The Asus Zephyrus G14 was the laptop AMD used when it showed the world its Ryzen 4000 processors for gaming laptops, and now we kind of see why. This is a relatively thin and light device that delivers performance and battery life that we’ve never seen before in this category. Both AMD and Asus knocked it out of the park. 

At $1,449 (about £1,170, AU$2,351), the Zephyrus G14 is a bit pricey, but compared to similar systems like the Lenovo Legion Y740, you can get an RTX 2060-equipped model at the same price, but with less RAM and a much weaker processor. 

So, really, if you look at that high price tag in another context, Asus is positioning an AMD Ryzen 9-equipped laptop against Intel Core i7 systems that simply cannot compete. Sure, when it comes to design it’s not quite as sexy as the MSI GS65 Stealths of the world, but if you’re after a gaming system that’s both powerful and packed with battery life, you shouldn’t be looking at an Intel system right now.

Still, the Asus Zephyrus G14 is limited to an RTX 2060. The level of performance that the processor brings to the table leads us to wonder what a system with a more powerful GPU would be capable of, but at the end of the day, with a 1080p display it’s more than enough to max out every single game on the market today – and then some. 

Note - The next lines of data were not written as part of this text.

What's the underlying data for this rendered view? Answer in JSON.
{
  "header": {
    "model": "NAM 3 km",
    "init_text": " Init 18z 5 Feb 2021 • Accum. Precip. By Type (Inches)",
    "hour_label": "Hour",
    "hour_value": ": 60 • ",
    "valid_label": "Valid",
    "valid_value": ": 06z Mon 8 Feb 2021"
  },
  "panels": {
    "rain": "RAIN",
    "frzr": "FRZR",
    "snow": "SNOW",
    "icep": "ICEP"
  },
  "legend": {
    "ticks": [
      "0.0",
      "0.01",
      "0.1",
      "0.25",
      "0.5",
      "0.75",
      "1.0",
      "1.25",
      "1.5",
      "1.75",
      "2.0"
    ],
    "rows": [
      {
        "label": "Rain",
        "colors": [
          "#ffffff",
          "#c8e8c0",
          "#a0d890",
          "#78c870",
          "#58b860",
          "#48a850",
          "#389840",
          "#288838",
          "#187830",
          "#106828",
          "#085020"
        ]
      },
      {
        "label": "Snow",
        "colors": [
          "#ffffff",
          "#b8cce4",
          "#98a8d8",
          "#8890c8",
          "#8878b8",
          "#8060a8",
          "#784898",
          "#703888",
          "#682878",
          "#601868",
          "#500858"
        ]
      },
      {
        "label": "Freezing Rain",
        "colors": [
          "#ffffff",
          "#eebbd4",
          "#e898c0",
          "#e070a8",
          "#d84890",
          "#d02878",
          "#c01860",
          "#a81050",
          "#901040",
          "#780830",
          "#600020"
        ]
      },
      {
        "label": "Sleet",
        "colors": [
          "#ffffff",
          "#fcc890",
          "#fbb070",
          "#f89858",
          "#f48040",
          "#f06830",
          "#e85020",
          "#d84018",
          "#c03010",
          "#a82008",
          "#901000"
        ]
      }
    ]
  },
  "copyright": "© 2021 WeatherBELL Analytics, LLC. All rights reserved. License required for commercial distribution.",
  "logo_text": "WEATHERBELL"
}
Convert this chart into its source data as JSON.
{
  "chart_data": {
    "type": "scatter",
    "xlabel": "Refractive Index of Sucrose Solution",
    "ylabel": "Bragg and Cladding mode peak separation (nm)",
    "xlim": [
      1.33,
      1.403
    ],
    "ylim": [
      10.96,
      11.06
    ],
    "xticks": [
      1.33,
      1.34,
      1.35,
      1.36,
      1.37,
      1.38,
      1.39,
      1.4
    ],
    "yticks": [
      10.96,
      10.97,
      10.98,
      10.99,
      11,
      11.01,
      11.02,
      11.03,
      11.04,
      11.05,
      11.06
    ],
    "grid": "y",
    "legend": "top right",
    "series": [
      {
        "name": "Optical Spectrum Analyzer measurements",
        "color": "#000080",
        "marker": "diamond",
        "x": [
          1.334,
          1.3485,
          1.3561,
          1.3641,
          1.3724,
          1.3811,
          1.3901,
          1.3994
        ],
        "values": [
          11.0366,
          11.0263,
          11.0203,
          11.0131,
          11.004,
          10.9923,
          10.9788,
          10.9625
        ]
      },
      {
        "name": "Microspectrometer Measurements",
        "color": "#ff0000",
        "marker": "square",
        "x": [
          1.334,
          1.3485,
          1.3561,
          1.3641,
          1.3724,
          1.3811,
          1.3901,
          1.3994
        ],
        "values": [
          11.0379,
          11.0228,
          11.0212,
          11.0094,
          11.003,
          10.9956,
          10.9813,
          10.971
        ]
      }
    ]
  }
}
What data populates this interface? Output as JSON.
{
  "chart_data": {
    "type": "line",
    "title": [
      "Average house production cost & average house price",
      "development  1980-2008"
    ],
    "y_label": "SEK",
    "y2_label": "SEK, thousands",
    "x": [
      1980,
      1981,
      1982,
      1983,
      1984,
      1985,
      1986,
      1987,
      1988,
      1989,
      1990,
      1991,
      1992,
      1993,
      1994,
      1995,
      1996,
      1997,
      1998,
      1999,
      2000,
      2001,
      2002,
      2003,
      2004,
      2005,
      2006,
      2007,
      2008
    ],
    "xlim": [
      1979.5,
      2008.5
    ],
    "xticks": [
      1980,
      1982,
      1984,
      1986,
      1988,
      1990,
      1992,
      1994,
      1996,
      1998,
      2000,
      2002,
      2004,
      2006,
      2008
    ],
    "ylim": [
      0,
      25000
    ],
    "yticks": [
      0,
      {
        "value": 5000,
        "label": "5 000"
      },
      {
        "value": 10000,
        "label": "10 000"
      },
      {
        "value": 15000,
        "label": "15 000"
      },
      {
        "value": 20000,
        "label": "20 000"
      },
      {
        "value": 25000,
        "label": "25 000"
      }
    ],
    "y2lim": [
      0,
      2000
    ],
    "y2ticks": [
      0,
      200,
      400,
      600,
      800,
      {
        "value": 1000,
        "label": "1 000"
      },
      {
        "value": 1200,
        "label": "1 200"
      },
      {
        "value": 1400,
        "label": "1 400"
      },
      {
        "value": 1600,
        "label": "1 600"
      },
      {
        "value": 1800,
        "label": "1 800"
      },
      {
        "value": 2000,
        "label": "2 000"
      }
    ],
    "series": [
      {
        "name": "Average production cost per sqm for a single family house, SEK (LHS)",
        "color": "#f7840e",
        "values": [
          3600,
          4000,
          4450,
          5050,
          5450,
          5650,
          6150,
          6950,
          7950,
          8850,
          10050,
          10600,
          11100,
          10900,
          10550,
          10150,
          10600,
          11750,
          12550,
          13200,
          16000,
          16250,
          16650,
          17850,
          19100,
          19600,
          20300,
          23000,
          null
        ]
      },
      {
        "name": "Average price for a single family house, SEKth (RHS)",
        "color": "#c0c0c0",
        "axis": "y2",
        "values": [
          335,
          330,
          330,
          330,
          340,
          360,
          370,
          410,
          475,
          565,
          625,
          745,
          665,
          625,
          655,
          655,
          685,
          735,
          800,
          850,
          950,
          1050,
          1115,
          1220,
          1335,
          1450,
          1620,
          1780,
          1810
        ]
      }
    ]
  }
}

As the first gaming laptop out of the gate with AMD’s new Ryzen 4000 processors, the Asus Zephyrus G14 has a lot to prove. But in our time with the device, we can definitely see this laptop as a precursor to some of the most incredible laptops in history coming out later in 2020.  

Currently, there’s only one configuration of the Asus Zephyrus G14 listed on Asus’ store page in the US, and it’s the same as what’s listed to the right. For $1,449 (about £1,170, AU$2,351), you’re getting the Ryzen 9 4900HS, 16GB of RAM and an Nvidia GeForce RTX 2060. But things are a bit more complicated when we look at other territories. 

In the UK, there are two models, coming in at £999 and £1,599, but neither of them have quite the same hardware. The £1,599 model is packing an AMD Ryzen 7 4800H, 16GB of RAM and the same GPU, but has a QHD (2,560 x 1,440) display, rather than the FHD 120Hz panel found in the model we reviewed here. The base model in the UK is limited to an AMD Ryzen 5 4600H and an Nvidia GeForce GTX 1650. We haven’t tested a Ryzen 5-equipped laptop yet, so we can’t really say whether £999 is a good price for this system. We can say that with just 8GB of RAM, it might be pushing it. 

It doesn’t look like the Asus Zephyrus G14 is available in Australia quite yet. 

There are other configurations on the way, and they should be filtering out by June. But, if you want to get your hands on any of the configurations we explored, you can pre-order the laptop now. 

When you look at the Asus Zephyrus G14 specs for the various configurations and how they change so drastically from region to region, making a recommendation is difficult. AMD Ryzen 4000 is a brand new platform, so we can only speak for the model we have in front of us right now. But that configuration is absolutely worth it.